Flagstaff/USA (rd.de) – Nach der tödlichen Kollision zweier Rettungshubschrauber im US-Bundesstaat Arizona sind tragische Details über das Unglück bekannt geworden. Bei dem 26-jährigen Patienten, der zu den sechs Todesopfern gehört, handelte es sich um einen Feuerwehrmann, der kurz zuvor bei einem Einsatz verletzt worden war.

Der Feuerwehrmann, der in Kürze Vater geworden wäre, unterstützte am Freitag die Löscharbeiten bei einem Flächenbrand im Grand Canyon.

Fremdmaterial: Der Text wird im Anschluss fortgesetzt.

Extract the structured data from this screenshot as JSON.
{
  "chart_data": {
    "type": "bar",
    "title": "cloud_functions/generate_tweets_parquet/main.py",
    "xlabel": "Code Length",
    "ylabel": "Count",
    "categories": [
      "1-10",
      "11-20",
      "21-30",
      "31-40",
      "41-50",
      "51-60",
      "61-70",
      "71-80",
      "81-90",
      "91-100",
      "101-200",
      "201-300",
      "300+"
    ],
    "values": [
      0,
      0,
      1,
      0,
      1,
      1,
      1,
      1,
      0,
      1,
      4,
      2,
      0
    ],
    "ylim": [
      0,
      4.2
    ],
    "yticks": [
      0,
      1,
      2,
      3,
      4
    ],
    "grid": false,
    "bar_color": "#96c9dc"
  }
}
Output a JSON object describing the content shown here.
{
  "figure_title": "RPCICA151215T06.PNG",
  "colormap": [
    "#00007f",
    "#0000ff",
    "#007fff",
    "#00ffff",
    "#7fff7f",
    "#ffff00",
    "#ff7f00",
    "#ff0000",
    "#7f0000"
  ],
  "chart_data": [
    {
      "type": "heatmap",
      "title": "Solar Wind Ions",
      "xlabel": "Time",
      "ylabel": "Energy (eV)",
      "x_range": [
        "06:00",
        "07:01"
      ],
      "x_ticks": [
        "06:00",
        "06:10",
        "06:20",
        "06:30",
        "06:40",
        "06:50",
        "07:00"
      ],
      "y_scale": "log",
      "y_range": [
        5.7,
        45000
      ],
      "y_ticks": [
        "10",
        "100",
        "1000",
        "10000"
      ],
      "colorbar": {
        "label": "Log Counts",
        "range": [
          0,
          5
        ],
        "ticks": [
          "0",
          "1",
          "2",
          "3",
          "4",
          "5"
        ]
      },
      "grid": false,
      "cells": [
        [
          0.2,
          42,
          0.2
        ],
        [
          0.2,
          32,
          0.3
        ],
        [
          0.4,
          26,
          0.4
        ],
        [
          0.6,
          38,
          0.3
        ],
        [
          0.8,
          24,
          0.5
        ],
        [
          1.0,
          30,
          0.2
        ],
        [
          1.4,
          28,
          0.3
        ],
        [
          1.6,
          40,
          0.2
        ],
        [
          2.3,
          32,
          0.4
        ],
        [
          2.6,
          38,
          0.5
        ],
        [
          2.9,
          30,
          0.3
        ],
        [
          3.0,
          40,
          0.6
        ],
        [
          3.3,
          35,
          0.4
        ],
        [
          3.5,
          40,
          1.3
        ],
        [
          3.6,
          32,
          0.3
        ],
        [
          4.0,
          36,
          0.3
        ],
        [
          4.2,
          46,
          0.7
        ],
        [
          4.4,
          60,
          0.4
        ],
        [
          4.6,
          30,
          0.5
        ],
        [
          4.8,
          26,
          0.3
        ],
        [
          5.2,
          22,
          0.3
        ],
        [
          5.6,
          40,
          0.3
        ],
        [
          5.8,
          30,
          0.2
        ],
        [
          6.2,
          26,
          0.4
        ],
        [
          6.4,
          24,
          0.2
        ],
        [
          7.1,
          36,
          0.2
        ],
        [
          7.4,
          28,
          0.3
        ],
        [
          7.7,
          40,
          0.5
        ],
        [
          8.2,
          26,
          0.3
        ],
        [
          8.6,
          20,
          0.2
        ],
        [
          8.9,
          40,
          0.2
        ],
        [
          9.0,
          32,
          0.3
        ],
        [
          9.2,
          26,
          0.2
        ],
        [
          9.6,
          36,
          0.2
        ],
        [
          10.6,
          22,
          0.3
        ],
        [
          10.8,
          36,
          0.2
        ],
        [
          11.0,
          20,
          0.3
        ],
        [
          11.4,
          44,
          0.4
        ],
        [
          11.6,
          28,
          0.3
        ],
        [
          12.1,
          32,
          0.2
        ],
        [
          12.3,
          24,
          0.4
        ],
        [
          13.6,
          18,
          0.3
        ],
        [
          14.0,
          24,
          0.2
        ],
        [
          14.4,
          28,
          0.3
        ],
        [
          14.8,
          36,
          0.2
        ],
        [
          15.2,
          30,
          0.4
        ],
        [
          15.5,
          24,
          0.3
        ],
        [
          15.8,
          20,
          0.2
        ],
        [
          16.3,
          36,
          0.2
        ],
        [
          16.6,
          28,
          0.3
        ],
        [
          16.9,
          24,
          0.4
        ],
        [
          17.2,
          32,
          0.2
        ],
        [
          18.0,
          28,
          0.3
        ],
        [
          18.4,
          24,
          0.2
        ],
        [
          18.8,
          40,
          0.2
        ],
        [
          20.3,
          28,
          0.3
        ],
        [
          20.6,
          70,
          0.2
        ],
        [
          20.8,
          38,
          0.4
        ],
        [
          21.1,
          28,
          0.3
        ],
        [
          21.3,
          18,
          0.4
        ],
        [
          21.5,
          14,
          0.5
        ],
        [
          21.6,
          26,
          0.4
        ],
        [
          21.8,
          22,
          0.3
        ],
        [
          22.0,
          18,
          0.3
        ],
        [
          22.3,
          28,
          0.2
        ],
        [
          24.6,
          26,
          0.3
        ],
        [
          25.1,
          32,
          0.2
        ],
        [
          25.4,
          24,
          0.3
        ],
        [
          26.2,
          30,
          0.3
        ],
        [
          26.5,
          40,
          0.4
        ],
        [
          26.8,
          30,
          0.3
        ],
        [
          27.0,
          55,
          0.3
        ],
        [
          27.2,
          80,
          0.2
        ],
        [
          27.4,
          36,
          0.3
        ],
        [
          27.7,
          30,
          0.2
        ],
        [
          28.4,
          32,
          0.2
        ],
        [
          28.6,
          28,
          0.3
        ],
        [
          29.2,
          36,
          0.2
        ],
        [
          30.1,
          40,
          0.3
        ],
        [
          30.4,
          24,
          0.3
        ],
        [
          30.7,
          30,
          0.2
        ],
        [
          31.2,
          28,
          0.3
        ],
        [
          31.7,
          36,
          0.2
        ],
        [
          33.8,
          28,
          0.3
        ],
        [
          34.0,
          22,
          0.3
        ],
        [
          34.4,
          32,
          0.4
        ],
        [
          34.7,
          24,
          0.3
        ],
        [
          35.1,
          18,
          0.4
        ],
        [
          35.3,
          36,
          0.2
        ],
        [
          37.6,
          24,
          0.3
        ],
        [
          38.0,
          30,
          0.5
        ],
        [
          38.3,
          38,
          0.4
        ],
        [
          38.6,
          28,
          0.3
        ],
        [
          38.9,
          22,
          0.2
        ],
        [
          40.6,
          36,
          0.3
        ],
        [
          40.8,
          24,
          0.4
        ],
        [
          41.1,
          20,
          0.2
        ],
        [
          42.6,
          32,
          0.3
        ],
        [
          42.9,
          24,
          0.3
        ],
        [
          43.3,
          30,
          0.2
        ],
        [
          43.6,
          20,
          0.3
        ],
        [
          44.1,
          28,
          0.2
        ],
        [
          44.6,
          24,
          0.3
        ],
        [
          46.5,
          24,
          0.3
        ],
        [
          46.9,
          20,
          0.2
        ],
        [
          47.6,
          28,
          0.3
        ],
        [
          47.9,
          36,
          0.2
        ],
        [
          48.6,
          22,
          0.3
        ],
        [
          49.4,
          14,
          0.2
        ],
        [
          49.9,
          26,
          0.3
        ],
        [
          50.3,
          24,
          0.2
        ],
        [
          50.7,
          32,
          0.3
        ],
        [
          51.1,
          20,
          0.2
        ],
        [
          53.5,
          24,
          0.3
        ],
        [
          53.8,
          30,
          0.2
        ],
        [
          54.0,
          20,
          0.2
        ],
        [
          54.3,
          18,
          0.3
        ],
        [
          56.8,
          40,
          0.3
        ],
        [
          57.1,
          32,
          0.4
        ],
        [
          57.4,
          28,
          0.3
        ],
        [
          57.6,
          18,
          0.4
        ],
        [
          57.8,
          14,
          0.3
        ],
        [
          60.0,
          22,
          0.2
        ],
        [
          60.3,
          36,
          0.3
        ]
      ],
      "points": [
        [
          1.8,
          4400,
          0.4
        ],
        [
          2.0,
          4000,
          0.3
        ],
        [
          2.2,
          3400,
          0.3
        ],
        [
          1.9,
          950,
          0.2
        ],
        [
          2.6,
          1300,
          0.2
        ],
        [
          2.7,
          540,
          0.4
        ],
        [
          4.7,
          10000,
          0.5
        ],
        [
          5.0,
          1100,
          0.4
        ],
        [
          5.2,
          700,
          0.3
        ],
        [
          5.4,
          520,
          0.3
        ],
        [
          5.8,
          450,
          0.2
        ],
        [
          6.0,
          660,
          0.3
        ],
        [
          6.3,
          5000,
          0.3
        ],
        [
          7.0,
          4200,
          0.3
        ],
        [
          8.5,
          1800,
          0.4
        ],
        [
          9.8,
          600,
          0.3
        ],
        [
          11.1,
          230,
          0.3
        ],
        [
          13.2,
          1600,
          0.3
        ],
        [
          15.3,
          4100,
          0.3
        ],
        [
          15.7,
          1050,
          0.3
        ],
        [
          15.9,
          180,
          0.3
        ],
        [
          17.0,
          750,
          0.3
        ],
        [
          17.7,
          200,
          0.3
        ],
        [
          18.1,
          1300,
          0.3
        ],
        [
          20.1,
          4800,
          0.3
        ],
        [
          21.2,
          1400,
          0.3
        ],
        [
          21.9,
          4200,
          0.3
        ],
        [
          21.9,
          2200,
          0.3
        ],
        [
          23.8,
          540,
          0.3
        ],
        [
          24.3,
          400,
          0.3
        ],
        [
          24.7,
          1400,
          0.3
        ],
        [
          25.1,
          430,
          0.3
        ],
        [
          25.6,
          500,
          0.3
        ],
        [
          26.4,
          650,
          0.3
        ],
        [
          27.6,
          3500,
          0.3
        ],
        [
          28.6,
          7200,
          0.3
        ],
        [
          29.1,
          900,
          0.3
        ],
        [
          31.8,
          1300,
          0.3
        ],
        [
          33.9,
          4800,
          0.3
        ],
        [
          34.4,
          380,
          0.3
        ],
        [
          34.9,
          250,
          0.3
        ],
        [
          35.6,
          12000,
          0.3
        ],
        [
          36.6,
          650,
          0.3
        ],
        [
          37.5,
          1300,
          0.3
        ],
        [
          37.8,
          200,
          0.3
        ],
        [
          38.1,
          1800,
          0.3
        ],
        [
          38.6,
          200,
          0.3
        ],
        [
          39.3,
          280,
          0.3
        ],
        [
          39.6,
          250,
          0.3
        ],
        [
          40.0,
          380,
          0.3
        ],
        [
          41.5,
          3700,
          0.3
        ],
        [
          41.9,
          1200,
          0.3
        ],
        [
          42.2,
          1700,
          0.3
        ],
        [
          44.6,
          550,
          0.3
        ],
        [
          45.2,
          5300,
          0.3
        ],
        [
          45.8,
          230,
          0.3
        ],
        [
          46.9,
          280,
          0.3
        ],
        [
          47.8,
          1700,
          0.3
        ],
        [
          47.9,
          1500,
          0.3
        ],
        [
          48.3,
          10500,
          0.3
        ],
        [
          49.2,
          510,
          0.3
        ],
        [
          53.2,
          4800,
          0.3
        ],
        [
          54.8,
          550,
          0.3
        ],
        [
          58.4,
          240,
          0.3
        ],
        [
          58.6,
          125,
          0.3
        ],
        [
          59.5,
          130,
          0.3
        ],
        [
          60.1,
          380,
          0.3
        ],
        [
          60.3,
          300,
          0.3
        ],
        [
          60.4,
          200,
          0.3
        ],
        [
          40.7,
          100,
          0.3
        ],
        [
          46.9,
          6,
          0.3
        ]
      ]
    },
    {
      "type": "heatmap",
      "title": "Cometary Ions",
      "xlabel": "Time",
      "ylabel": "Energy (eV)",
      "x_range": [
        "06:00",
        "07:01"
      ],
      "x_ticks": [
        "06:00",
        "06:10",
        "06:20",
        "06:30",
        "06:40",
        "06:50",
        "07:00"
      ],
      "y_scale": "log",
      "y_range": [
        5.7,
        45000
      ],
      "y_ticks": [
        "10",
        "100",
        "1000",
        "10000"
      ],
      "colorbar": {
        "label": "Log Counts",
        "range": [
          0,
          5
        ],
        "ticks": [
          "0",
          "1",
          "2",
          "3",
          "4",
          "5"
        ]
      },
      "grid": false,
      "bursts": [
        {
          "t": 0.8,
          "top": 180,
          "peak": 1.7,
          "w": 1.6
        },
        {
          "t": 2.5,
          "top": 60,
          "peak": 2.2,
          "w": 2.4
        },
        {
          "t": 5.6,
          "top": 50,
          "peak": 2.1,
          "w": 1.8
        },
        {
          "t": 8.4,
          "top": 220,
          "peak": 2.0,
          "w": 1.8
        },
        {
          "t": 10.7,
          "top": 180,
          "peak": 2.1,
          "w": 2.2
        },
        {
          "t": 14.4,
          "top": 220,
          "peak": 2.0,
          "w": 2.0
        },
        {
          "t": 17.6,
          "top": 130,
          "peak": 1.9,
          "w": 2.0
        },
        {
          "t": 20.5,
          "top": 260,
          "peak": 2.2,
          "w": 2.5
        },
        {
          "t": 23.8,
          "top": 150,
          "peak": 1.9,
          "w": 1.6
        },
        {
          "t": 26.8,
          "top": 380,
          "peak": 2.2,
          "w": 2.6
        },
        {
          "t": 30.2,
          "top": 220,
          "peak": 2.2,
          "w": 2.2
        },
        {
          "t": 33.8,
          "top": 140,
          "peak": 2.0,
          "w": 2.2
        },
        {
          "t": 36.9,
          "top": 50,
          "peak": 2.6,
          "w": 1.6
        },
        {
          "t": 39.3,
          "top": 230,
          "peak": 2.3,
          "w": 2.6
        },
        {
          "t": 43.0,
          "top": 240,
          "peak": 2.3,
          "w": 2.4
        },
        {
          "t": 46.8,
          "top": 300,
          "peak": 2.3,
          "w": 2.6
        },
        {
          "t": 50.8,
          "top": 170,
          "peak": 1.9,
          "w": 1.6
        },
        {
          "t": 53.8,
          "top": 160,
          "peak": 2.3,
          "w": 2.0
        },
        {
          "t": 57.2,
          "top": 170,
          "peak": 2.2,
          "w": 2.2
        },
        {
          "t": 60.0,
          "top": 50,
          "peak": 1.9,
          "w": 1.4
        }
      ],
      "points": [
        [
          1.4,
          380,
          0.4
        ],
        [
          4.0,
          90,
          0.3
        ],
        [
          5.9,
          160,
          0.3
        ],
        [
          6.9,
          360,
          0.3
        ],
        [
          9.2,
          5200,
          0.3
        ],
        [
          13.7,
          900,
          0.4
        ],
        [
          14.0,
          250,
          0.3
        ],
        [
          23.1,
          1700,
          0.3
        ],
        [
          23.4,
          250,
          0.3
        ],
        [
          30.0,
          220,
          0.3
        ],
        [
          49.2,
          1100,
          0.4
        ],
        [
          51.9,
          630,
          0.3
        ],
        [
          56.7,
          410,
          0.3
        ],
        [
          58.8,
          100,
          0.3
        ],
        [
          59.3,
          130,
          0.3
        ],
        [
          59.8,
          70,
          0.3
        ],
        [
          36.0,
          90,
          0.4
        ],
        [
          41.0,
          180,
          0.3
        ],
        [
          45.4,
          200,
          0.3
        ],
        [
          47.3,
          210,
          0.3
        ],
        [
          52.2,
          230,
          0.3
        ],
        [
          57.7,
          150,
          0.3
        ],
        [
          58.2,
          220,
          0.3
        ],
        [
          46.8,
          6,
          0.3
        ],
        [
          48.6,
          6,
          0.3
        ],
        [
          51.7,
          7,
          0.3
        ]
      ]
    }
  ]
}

Nach einem Insektenbiss erlitt der 26-Jährige einen anaphylaktischen Schock. Nachdem ihn der Rettungsdienst zunächst in ein nahes Krankenhaus eingeliefert hatte, sollte er am Sonntag per Hubschrauber in eine Klinik nach Flagstaff verlegt werden.  Dort kam es zu der Kollision mit einem Rettungshubschrauber einer anderen Rettungsfluggesellschaft (rettungsdienst.de berichtete).

Mit dem Absturz setzt sich eine Unglücksserie in der US-amerikanischen Luftrettung fort. In diesem Jahr ereigneten sich bereits neun Unfälle mit Lufrettungsfahrzeugen, dabei kamen 16 Menschen ums Leben. Diese Angaben veröffentlichte jetzt das National Transportion Safety Board (NTSB).